Arkansas reactions were muted after President Donald Trump used executive directives this week to undercut the Obama-era Clean Power Plan and Climate Action Plan, as well as other policies aimed at reducing carbon pollution.

Nationally, the order was seen as a victory for power companies, oil and gas producers and coal miners, and Trump’s executive order was called his strongest action yet to erase President Barack Obama’s legacy of environmental protection.

Still, Arkansas utilities were largely quiet on the development, Gov. Asa Hutchinson issued no public statement, and the Arkansas Advanced Energy Association chose to accentuate the positive.

While Arkansas Attorney General Leslie Rutledge praised the president’s action, the Advanced Energy Association emphasized renewable power’s continuing gains in the Arkansas marketplace and cited signs that advanced energy projects will keep growing with or without national executive-level support.

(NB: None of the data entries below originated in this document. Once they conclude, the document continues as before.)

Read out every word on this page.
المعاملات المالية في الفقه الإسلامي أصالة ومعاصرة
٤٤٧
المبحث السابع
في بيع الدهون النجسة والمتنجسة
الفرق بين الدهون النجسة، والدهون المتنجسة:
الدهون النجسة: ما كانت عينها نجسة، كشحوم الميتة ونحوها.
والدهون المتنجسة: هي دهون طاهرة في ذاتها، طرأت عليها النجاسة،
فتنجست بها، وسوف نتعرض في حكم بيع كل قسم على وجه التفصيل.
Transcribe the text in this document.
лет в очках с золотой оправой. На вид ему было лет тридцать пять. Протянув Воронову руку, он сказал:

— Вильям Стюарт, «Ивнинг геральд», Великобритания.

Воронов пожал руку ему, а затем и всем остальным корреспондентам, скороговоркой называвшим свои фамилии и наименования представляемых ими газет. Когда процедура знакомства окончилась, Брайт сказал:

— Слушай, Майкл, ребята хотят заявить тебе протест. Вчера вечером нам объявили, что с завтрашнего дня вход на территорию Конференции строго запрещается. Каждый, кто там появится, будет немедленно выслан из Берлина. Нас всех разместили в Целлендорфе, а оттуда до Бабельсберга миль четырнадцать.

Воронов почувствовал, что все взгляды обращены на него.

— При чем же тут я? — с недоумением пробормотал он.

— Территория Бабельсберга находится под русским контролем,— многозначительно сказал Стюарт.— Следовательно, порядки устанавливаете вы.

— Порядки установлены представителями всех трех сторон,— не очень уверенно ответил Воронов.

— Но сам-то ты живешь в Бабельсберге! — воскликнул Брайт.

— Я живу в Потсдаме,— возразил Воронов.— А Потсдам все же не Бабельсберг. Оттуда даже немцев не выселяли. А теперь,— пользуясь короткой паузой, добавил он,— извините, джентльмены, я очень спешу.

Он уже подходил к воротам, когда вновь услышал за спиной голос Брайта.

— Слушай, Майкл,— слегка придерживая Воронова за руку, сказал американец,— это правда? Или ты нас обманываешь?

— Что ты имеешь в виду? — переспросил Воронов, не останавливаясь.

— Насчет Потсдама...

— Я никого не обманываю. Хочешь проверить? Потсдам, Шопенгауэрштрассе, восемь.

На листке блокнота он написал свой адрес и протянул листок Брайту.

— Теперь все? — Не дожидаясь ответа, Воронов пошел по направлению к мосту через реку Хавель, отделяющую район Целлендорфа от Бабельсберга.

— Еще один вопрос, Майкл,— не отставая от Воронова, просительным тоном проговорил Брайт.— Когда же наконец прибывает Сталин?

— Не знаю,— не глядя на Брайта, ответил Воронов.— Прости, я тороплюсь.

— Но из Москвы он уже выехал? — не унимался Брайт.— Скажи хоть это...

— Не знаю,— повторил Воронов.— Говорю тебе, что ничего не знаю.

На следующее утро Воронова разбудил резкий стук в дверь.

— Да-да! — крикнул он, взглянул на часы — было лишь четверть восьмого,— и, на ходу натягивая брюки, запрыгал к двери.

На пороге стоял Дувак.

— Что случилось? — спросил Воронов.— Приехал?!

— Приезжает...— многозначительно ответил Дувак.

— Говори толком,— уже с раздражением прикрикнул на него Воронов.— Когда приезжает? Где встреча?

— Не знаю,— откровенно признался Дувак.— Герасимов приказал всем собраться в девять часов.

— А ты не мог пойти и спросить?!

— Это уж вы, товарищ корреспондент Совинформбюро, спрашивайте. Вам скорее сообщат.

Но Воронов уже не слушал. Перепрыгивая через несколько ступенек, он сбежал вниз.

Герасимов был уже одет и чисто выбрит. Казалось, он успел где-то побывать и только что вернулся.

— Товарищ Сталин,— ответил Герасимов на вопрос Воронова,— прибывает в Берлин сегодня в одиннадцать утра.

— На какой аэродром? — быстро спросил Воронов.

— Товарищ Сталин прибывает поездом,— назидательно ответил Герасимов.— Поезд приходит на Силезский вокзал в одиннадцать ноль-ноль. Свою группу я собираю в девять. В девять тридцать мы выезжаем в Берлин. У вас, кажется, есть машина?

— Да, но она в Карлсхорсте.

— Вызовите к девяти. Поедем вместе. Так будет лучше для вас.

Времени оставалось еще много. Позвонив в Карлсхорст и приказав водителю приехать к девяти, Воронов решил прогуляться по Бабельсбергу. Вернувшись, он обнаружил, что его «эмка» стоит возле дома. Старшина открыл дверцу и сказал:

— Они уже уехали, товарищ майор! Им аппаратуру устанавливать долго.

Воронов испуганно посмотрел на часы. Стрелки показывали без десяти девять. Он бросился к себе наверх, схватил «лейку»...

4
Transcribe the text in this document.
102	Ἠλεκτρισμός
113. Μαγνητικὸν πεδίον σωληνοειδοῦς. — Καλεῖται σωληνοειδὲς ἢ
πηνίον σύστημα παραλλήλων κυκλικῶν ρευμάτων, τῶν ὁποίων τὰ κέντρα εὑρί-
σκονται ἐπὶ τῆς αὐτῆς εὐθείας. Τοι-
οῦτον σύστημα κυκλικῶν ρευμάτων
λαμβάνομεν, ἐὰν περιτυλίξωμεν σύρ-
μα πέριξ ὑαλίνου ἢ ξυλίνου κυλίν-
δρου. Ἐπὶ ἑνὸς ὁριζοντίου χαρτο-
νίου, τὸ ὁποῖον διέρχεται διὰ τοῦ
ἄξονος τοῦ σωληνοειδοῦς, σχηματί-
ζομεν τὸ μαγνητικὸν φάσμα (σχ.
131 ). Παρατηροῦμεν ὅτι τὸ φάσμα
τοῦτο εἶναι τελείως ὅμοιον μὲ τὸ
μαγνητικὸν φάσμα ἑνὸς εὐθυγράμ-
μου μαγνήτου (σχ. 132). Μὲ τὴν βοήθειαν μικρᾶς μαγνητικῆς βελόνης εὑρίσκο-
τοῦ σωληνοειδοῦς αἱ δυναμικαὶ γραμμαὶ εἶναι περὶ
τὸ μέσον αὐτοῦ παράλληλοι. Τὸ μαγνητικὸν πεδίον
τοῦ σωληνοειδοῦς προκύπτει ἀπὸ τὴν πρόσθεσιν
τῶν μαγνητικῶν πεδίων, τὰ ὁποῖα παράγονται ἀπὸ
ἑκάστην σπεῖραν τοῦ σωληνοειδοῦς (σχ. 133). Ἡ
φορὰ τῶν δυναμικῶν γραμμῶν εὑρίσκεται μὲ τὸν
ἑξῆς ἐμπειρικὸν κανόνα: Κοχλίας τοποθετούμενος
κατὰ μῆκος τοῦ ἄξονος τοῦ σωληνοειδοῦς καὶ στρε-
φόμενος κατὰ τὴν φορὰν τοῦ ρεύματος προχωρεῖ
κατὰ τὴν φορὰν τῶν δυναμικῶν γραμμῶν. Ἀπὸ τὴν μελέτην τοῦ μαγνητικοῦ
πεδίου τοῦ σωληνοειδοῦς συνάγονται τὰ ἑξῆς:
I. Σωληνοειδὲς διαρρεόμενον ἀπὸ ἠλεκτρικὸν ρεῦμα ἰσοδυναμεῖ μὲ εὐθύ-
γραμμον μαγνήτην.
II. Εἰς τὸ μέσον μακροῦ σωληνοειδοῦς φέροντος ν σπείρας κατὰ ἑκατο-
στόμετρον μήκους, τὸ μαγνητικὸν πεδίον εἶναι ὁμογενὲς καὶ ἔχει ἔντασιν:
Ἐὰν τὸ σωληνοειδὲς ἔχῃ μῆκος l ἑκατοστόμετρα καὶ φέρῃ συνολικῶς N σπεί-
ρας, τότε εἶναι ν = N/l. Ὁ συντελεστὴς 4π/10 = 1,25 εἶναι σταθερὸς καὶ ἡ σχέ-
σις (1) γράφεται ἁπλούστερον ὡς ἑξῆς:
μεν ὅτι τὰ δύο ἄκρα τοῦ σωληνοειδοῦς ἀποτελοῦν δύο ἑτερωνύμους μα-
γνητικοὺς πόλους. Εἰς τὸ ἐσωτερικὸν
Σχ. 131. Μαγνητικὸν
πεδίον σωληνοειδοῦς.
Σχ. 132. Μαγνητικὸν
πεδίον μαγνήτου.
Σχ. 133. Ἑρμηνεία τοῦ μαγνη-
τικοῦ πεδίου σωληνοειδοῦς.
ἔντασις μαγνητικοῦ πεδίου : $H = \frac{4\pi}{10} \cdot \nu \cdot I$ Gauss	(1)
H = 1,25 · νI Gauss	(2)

“Innovative technologies and market forces are driving the nation’s — and Arkansas’ — transition to advanced energy,” AAEA executive director Katie Laning Niebaum said, citing low-cost solar power, LED lighting systems and advanced air conditioning and heating systems that are popping up more often in the state. “The continued reduction of carbon is inevitable,” she continued, as utilities, customers and industries demand low-carbon solutions. “These trends existed without federal carbon regulations in place.”

Julie Munsell of Entergy Arkansas told KUAR’s Michael Hibblen that the electric utility was studying the development and would have no immediate response. On Wednesday, an Arkansas Electric Cooperatives spokesman was preparing a statement expected Thursday.
Environmental groups like the Sierra Club spoke out in defense of the Clean Power Plan, which was stayed by the United States Supreme Court last year and kicked back to a federal appeals court in Washington, D.C., only days before the death of Justice Antonin Scalia.

Trump’s order avoided taking a stand on whether the U.S. will remain a part of the Paris climate agreement, a subject of debate within the administration, but the president did tell federal agencies to ease regulations on fossil fuel and to eliminate rules restricting U.S. energy production.

The Clean Power Plant would have required cutting power plant carbon dioxide emissions by about a third by 2030, and Arkansas’ reduction target was 35 percent.

In her written statement, Rutledge called the Clean Power plan “unlawful” and said it “would have brought great harm to ratepayers across Arkansas, which is why I joined a lawsuit in 2015 to stop it … Thanks to the action of President Trump, the EPA can return to the drawing board to craft a plan that seeks input from the states and actually protects the environment, not push the agenda of a liberal few.”
Entergy Arkansas President Rick Riley told Arkansas Business in January that the investor-owned utility derives 69 percent of its power from nuclear sources, including Nuclear One near Russellville, and 24 percent from natural gas. Only 4 percent is produced by coal, and the utility was considering shuttering a coal-fired plant near Redfield in Jefferson County and the Independence Unit in Newark, partly to meet carbon emissions goals. But Riley said scrapping the Clean Power Plan wouldn’t directly affect the two aging coal plants, which he predicted would reach the end of their useful life within a decade anyway.

Glen Hooks, director of the Sierra Club’s arkansas chapter, said in a statement that Trump and his Environmental Protection Agency administrator, Scott Pruitt, are “doing what they do best, enriching their friends in oil and gas while rolling back protections on clean air and water for the rest of us.” Hooks said the rollbacks would bring a heavy toll in deaths and illnesses, and that despite Trump’s actions, “coal is on the decline in Arkansas. The economics do not favor these aging plants.”

On that point, Niebaum of the Advanced Energy Association agreed. “Arkansas’ electric utilities continue to add renewable energy and natural gas to their portfolios, even building their own solar installations. The advanced energy economy, and the 25,000-plus jobs it supports, is bright in Arkansas.”